Beşincisi, Rusya’yı yakın ve silahlı tehdit, Çin’i ise ekonomik, teknolojik, endüstriyel boyutuyla asıl büyük tehdit olarak tanımlayan ABD; kurallarını kendisinin koyduğu, kurumlarını kendisinin kurduğu uluslararası düzene uymamayı, kendisinde bir hak, bir ayrıcalık olarak görüyor. Yeni bir uluslararası düzenin şekillendiğini gören ve bunu engelleyemeyen ABD; bu yeni düzenin ekonomik, politik, diplomatik, askeri boyutlarını, adımlarını, ittifaklarını, kurumlarını kabul etmekte zorlanıyor. Yıllardır dünyada gücün batıdan doğuya, Atlantik’ten Pasifik ve Avrasya’ya kaydığını görüyor ama bu gidişatı önleyemiyor. O yüzden ABD’nin hem doğrudan hem de ABD emperyalizminin saldırı ve işgal aygıtı olan NATO aracılığıyla saldırıları, işgalleri devam ediyor. NATO’nun genişlemesi ve Rusya’nın sınırlarına daha fazla yaklaşması da bu kapsamda.

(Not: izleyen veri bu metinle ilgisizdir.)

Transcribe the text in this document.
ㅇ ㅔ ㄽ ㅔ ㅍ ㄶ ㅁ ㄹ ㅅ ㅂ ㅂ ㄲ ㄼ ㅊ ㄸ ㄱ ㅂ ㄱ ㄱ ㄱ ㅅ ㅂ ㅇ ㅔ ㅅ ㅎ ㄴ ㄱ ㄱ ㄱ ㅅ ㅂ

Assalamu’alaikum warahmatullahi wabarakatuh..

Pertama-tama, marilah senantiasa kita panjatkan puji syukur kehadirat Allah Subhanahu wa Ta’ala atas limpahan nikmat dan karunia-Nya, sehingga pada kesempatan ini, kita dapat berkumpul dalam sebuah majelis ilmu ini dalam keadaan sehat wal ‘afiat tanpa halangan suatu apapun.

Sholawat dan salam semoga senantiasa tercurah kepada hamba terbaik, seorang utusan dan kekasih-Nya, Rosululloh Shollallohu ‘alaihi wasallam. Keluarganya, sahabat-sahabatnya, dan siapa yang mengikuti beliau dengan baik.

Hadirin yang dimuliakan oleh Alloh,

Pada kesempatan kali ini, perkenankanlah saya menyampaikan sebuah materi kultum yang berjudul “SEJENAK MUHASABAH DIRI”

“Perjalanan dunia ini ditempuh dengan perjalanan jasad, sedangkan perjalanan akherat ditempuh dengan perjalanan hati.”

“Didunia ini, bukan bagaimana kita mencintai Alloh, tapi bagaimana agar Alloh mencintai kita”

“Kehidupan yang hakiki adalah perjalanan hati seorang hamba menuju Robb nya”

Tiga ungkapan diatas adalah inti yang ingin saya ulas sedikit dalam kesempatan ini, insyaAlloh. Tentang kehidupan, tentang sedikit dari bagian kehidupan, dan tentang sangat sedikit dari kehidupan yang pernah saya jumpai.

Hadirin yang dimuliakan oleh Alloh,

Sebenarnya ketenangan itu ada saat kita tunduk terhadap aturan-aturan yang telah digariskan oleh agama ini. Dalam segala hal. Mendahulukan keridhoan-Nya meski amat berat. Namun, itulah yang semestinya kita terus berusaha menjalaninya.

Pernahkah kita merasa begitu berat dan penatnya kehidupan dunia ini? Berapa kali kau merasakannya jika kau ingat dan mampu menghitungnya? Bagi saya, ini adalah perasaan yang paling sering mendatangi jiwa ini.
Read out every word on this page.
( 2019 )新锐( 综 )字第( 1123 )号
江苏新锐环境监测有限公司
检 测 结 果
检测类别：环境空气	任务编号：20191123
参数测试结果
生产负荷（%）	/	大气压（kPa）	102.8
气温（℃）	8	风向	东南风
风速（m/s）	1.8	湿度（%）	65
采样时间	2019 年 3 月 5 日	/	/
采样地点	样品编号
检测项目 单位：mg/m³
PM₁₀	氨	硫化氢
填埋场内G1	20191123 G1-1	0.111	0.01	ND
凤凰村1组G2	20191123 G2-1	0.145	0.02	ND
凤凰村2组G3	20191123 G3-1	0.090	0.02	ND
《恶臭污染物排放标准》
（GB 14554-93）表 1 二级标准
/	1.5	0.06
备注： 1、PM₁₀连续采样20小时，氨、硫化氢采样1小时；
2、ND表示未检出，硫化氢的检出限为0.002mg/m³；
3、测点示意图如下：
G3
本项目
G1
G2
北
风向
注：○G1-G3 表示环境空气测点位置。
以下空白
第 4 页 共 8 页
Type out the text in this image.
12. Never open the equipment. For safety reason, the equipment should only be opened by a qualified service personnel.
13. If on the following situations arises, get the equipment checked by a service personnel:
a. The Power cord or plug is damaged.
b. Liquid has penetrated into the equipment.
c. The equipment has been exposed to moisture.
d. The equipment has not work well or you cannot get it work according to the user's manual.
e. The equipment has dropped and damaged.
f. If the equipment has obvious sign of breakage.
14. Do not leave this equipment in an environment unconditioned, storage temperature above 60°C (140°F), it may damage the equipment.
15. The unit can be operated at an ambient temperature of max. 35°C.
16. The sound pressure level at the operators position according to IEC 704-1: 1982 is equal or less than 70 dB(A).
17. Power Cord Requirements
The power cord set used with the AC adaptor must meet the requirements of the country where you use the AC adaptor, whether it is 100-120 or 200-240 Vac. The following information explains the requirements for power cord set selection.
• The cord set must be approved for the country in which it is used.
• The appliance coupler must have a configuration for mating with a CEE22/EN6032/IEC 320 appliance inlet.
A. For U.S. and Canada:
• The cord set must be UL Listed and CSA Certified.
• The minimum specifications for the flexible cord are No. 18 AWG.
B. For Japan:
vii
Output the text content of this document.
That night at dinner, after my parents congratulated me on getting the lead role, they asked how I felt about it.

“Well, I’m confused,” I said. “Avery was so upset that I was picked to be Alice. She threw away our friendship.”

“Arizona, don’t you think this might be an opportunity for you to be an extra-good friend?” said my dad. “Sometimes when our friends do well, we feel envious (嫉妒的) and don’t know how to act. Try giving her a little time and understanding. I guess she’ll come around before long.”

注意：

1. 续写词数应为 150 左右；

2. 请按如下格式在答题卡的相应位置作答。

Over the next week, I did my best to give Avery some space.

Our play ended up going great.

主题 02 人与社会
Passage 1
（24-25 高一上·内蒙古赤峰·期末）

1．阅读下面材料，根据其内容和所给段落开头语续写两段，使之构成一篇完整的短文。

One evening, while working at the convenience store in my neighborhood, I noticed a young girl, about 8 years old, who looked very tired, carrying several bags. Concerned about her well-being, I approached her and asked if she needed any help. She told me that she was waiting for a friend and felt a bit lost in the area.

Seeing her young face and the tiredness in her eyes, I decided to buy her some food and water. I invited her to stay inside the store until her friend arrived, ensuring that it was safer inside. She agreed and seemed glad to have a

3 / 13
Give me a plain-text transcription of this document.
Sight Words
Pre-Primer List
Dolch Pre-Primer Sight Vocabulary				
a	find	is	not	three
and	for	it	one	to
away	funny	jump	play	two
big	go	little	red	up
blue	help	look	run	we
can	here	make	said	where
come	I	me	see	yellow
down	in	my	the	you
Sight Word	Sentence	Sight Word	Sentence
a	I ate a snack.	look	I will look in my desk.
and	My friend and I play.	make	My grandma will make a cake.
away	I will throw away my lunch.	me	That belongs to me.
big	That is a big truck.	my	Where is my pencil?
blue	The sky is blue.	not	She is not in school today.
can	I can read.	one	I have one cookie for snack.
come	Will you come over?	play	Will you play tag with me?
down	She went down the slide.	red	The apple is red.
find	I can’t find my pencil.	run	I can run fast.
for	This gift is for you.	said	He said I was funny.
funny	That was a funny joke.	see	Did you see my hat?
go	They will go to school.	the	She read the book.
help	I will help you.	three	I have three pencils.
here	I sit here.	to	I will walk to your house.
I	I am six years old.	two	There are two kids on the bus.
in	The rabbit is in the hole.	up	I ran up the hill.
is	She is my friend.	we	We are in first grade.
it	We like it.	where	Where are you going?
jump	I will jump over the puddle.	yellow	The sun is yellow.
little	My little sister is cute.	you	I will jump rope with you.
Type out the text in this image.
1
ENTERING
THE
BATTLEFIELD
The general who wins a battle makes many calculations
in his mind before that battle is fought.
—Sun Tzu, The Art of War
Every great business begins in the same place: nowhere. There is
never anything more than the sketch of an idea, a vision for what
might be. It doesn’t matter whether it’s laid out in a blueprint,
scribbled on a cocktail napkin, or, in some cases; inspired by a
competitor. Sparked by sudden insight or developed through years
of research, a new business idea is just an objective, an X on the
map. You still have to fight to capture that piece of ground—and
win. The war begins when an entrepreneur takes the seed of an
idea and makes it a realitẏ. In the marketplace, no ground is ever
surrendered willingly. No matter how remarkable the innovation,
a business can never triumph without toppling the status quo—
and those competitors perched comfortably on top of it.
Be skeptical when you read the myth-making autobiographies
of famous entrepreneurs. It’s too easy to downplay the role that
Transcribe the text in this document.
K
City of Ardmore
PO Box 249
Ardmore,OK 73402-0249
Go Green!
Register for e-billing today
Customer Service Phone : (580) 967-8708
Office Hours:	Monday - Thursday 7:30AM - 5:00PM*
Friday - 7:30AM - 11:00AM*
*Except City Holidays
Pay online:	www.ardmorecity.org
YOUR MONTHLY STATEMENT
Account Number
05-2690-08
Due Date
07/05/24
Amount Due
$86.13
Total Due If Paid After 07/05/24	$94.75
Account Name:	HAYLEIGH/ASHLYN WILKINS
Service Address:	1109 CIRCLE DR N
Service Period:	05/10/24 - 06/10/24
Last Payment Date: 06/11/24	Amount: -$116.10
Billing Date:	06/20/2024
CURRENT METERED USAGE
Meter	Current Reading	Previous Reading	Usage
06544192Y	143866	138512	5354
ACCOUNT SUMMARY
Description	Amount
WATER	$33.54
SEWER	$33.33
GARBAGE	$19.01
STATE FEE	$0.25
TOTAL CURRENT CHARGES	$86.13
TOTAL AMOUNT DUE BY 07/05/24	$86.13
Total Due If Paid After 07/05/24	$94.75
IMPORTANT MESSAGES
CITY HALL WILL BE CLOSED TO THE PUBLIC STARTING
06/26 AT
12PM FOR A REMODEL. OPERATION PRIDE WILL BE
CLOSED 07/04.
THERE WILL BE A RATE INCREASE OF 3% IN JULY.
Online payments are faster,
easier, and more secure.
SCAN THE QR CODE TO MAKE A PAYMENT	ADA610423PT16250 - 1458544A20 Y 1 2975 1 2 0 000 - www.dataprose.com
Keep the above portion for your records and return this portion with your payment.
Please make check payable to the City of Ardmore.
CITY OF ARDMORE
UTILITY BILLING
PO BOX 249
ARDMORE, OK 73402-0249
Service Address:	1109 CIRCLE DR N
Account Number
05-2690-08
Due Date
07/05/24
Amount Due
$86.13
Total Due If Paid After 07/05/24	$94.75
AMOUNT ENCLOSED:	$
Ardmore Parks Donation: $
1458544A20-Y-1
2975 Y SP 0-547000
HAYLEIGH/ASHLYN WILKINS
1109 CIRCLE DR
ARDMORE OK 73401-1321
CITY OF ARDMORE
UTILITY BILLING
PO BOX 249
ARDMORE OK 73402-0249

Altıncısı, ABD; Çin’e karşı, Hint – Pasifik Stratejisi kapsamında, Çin’i yakın çevresindeki ABD müttefiki ülkelerle çevrelemek için attığı adımlardan umduğunu henüz bulamadı. Avrupa’daki müttefikleriyle Hint – Pasifik’teki müttefiklerini birbirlerine daha yakın kılmak için çalışmaya başladı. Çin’i dışlamaya, yalnızlaştırmaya yönelik çabalarında başarısız oldu.
Tüm bu nedenlerle ABD; yeni bir Soğuk Savaş istiyor. Bu amaçla, hem Atlantik’teki nüfuzunu tahkim etmek ve müttefiklerinin sadakatini artırmak zorunda hem de bu müttefiklerine daha fazla iş yüklemeye mecbur.